Autore Redazione Web | gio, 04 set 2025 07:09 | Uilpa Aggressione Polizia-Penitenziaria Organico Giustizia

La UILPA chiede immediati provvedimenti per rinforzare gli organici


“Quattro operatori del Corpo di polizia penitenziaria della Casa Circondariale di Vibo Valentia sono stati aggrediti in serata, anche con il lancio di pietre ricavate dallo sradicamento di calcestruzzi della cella, da un detenuto della sezione nuovi giunti in carcere per reati a sfondo sessuale e affetto da patologie mentali. Ormai nel penitenziario vibonese la sequenza di eventi disfunzionali, turbativi della sicurezza interna e aggressivi nei confronti del personale ha assunto proporzioni molto preoccupanti, anche per la frequenza pressoché quotidiana. Servono immediati provvedimenti per rinforzare gli organici, assegnare un comandante della Polizia penitenziaria in pianta stabile, ma è altresì necessario rivedere l’organizzazione interna”.
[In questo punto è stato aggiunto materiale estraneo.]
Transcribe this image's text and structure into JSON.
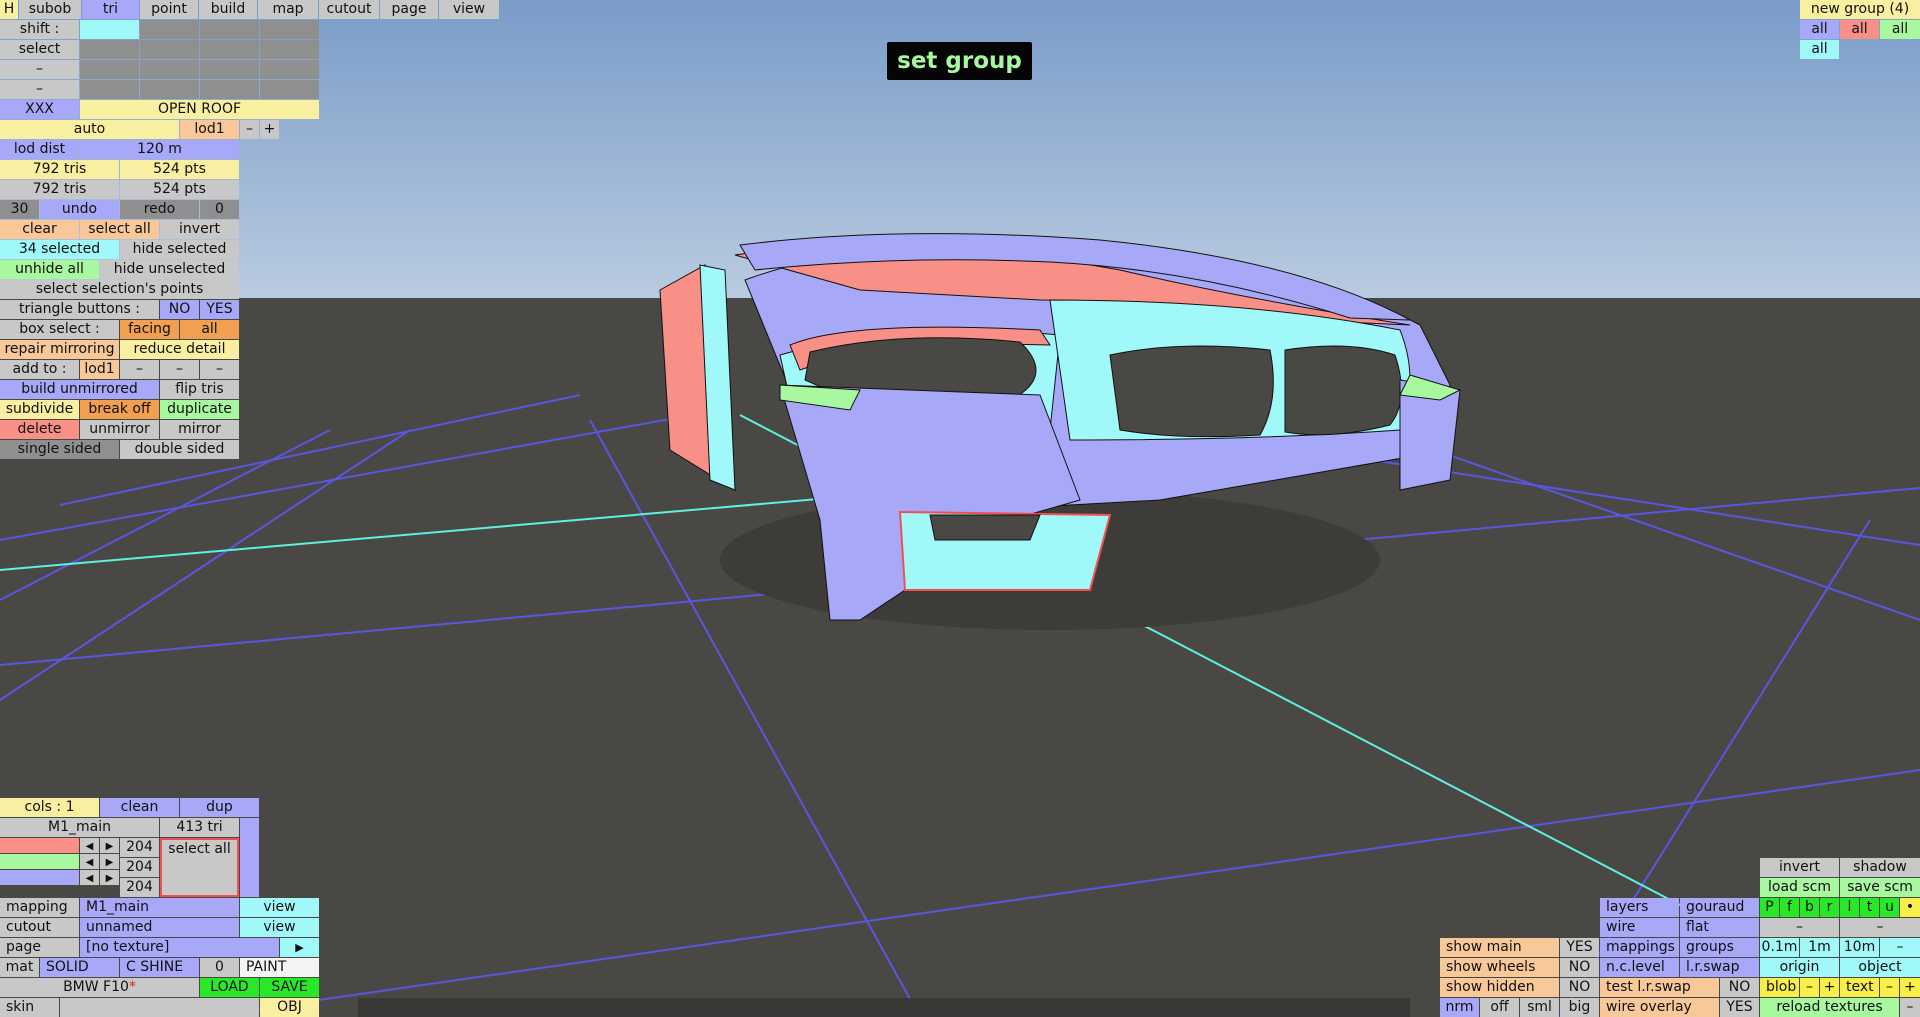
{
  "banner": "set group",
  "top_menu": {
    "h": "H",
    "subob": "subob",
    "tri": "tri",
    "point": "point",
    "build": "build",
    "map": "map",
    "cutout": "cutout",
    "page": "page",
    "view": "view"
  },
  "left_panel": {
    "shift": "shift :",
    "select": "select",
    "dash1": "–",
    "dash2": "–",
    "xxx": "XXX",
    "group_name": "OPEN ROOF",
    "auto": "auto",
    "lod": "lod1",
    "minus": "–",
    "plus": "+",
    "lod_dist_label": "lod dist",
    "lod_dist_value": "120 m",
    "tris1": "792 tris",
    "pts1": "524 pts",
    "tris2": "792 tris",
    "pts2": "524 pts",
    "undo_count": "30",
    "undo": "undo",
    "redo": "redo",
    "redo_count": "0",
    "clear": "clear",
    "select_all": "select all",
    "invert": "invert",
    "selected": "34 selected",
    "hide_selected": "hide selected",
    "unhide_all": "unhide all",
    "hide_unselected": "hide unselected",
    "select_points": "select selection's points",
    "tri_buttons": "triangle buttons :",
    "no": "NO",
    "yes": "YES",
    "box_select": "box select :",
    "facing": "facing",
    "all": "all",
    "repair_mirroring": "repair mirroring",
    "reduce_detail": "reduce detail",
    "add_to": "add to :",
    "add_lod": "lod1",
    "add_d1": "–",
    "add_d2": "–",
    "add_d3": "–",
    "build_unmirrored": "build unmirrored",
    "flip_tris": "flip tris",
    "subdivide": "subdivide",
    "break_off": "break off",
    "duplicate": "duplicate",
    "delete": "delete",
    "unmirror": "unmirror",
    "mirror": "mirror",
    "single_sided": "single sided",
    "double_sided": "double sided"
  },
  "color_panel": {
    "cols": "cols : 1",
    "clean": "clean",
    "dup": "dup",
    "material": "M1_main",
    "tri_count": "413 tri",
    "r": "204",
    "g": "204",
    "b": "204",
    "select_all": "select all",
    "swatch_red": "#f89088",
    "swatch_green": "#a8f8a0",
    "swatch_blue": "#a8a8f8"
  },
  "bottom_left": {
    "mapping": "mapping",
    "mapping_value": "M1_main",
    "view1": "view",
    "cutout": "cutout",
    "cutout_value": "unnamed",
    "view2": "view",
    "page": "page",
    "page_value": "[no texture]",
    "arrow": "▶",
    "mat": "mat",
    "solid": "SOLID",
    "cshine": "C SHINE",
    "zero": "0",
    "paint": "PAINT",
    "model": "BMW F10",
    "star": "*",
    "load": "LOAD",
    "save": "SAVE",
    "skin": "skin",
    "obj": "OBJ"
  },
  "top_right": {
    "new_group": "new group (4)",
    "all1": "all",
    "all2": "all",
    "all3": "all",
    "all4": "all"
  },
  "bottom_right": {
    "invert": "invert",
    "shadow": "shadow",
    "load_scm": "load scm",
    "save_scm": "save scm",
    "layers": "layers",
    "gouraud": "gouraud",
    "wire": "wire",
    "flat": "flat",
    "pf": [
      "P",
      "f",
      "b",
      "r",
      "l",
      "t",
      "u",
      "•"
    ],
    "dash1": "–",
    "dash2": "–",
    "show_main": "show main",
    "show_main_v": "YES",
    "mappings": "mappings",
    "groups": "groups",
    "d01": "0.1m",
    "d1": "1m",
    "d10": "10m",
    "dminus": "–",
    "show_wheels": "show wheels",
    "show_wheels_v": "NO",
    "nclevel": "n.c.level",
    "lrswap": "l.r.swap",
    "origin": "origin",
    "object": "object",
    "show_hidden": "show hidden",
    "show_hidden_v": "NO",
    "test_lr": "test l.r.swap",
    "test_lr_v": "NO",
    "blob": "blob",
    "bm": "–",
    "bp": "+",
    "text": "text",
    "tm": "–",
    "tp": "+",
    "nrm": "nrm",
    "off": "off",
    "sml": "sml",
    "big": "big",
    "wire_overlay": "wire overlay",
    "wire_overlay_v": "YES",
    "reload_textures": "reload textures",
    "rt_minus": "–"
  }
}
Lo dichiara Antonio Cerminara, della Segreteria Territoriale della UILPA Polizia penitenziaria.

“414 i ristretti attualmente presenti, a fronte di 395 posti disponibili, ma soli 190 agenti assegnati, quando ne sarebbero necessari almeno 287 (-34%) secondo la quantificazione fatta dallo stesso Dipartimento dell’Amministrazione Penitenziaria. Per di più, da oltre un anno manca il Comandante del Reparto titolare, circostanza che, al netto dell’apprezzata capacità e del lodevole impegno del funzionario inviato in servizio di missione per alcuni giorni a settimana, titolare del comando in altro carcere della regione, non può garantire l’indispensabile continuità alla gestione dei servizi per una struttura complessa come quella vibonese che, va sottolineato, ospita peraltro ben quattro diversi circuiti detentivi. Solo l’altro ieri, congiuntamente con altre Organizzazioni Sindacali, avevamo indirizzato una nota al Dipartimento dell’Amministrazione Penitenziaria per sollecitare l’assegnazione di un Comandante in pianta stabile” - aggiunge il rappresentante della UILPA PP.

“Ai malcapitati colleghi contusi, attualmente alle cure del pronto soccorso dell’ospedale cittadino, va la solidarietà della UILPA Polizia Penitenziaria, cui aggiungo la mia personale, con l’auspicio che possano presto rimettersi, ma alle istituzioni penitenziarie e al Ministero della Giustizia va il nostro ennesimo invito a intervenire concretamente, prima che sia troppo tardi” - conclude Cerminara.